その日は確か1月22日、今年のように一年で一番寒い頃でした。
主人はその頃仕事で山梨県を担当していて、ほぼ毎日、車で山梨まで出掛けていました。
その日はいつもに比べると比較的早く仕事先から帰宅したでしょうか・・・。
何となく主人の様子がおかしく、
私に「怒るかもしれないけど、見てもらいたいものがあるから駐車場に一緒に来てくれる?」と言うのです・・。
口調から困った事が起こりそうな予感がしました。
駐車場に着き、仕事用に借りている車のドアを開けると、一見大人びた顔をしたサバ柄の小さなネコが大人しくうずくまってました。
話を聞くと、富士山の麓の何もない、枯れたススキがただあるような寒く冷たい場所で、
それも二車線ある道路の片側車線、丁度車の走ってるど真ん中 (一台の車の右タイヤと左タイヤの間) を車が頭上を走るその下で、その子は動かずうずくまってたというのです。

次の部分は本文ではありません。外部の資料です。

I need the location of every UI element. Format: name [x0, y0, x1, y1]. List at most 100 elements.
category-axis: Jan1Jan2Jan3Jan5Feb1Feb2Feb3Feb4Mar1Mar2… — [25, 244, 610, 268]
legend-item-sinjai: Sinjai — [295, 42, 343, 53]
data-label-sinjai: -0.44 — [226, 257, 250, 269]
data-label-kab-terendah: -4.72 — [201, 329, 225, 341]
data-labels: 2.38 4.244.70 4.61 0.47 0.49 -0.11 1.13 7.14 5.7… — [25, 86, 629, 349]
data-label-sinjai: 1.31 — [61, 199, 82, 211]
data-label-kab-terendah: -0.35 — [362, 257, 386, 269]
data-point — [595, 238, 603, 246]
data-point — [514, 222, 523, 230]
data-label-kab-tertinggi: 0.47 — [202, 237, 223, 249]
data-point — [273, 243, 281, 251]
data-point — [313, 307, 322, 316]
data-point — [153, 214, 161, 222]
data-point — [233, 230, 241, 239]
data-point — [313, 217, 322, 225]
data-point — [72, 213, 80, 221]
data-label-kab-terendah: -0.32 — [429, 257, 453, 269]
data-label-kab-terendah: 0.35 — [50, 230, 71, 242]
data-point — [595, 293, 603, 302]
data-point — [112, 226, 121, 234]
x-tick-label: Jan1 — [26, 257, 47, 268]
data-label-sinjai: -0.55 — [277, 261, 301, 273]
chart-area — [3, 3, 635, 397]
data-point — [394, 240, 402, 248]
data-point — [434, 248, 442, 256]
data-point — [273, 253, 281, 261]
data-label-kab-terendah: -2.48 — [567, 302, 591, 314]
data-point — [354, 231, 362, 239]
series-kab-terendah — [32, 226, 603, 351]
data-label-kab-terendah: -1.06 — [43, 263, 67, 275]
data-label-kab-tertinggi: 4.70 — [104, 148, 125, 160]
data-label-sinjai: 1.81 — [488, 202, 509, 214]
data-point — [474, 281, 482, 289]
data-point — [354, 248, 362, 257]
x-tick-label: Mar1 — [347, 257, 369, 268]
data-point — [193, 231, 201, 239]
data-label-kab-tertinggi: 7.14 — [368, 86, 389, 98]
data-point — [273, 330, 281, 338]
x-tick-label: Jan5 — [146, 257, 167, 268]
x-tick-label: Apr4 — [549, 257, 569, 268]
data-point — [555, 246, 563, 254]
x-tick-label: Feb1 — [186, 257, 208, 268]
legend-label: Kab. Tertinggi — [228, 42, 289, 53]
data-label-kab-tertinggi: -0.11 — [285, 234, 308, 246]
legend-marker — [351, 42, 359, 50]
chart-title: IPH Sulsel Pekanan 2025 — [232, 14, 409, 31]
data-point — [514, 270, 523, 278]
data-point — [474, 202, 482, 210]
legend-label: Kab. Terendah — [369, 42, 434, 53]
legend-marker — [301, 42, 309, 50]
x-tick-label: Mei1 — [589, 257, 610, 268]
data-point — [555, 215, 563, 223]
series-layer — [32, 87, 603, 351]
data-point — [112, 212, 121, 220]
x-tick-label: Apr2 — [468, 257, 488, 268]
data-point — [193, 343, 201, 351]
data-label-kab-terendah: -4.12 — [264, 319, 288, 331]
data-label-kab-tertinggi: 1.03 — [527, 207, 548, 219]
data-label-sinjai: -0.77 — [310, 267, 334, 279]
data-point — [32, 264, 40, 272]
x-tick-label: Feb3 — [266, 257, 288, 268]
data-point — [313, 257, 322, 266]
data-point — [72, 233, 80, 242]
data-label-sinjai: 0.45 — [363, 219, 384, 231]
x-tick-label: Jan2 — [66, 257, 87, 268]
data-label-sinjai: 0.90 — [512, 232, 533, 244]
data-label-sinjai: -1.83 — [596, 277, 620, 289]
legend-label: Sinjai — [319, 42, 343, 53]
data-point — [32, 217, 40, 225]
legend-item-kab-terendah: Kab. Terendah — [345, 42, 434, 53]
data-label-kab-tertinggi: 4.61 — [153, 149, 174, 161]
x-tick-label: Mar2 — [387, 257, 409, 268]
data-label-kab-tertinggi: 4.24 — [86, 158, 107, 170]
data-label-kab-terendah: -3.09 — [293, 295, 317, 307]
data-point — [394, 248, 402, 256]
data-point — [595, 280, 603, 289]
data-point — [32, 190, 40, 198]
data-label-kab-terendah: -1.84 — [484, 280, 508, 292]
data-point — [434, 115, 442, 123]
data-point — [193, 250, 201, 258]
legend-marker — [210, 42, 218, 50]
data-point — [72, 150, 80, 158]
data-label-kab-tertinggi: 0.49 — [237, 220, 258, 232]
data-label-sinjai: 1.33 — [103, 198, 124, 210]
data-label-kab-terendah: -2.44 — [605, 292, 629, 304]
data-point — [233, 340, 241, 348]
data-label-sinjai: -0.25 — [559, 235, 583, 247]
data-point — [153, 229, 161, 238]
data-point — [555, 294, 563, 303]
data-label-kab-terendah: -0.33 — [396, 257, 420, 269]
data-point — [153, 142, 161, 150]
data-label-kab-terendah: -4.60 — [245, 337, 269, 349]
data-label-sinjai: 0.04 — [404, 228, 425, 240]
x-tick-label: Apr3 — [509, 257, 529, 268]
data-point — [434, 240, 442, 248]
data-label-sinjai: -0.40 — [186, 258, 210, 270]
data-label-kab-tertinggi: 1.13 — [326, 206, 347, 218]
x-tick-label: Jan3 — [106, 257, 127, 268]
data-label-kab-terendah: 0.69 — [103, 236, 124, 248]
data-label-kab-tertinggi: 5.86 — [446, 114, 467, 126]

よける車もいたけれど、ダンプなどはそのまま避けることなく走ってたそうです・・・。
抱き上げた時の身体の重さは生後7・8ヶ月位の仔猫程でしょうか、やせ細って、ヒゲは火でも近づけたかのように不自然にチリチリになって、目は保護膜がしまえなくなって半分閉じてしまっている状態・・・・。
逃げる気配も気力もまったくない感じでした。
ウチにはその時ケージもなく、その日は先住猫のクリのことも考え、夜でしたのでちょっと可哀想だけれどペットボトルに熱いお湯を入れ、タオルで巻いて即席湯たんぽを作り、車で過ごしてもらう事にしました。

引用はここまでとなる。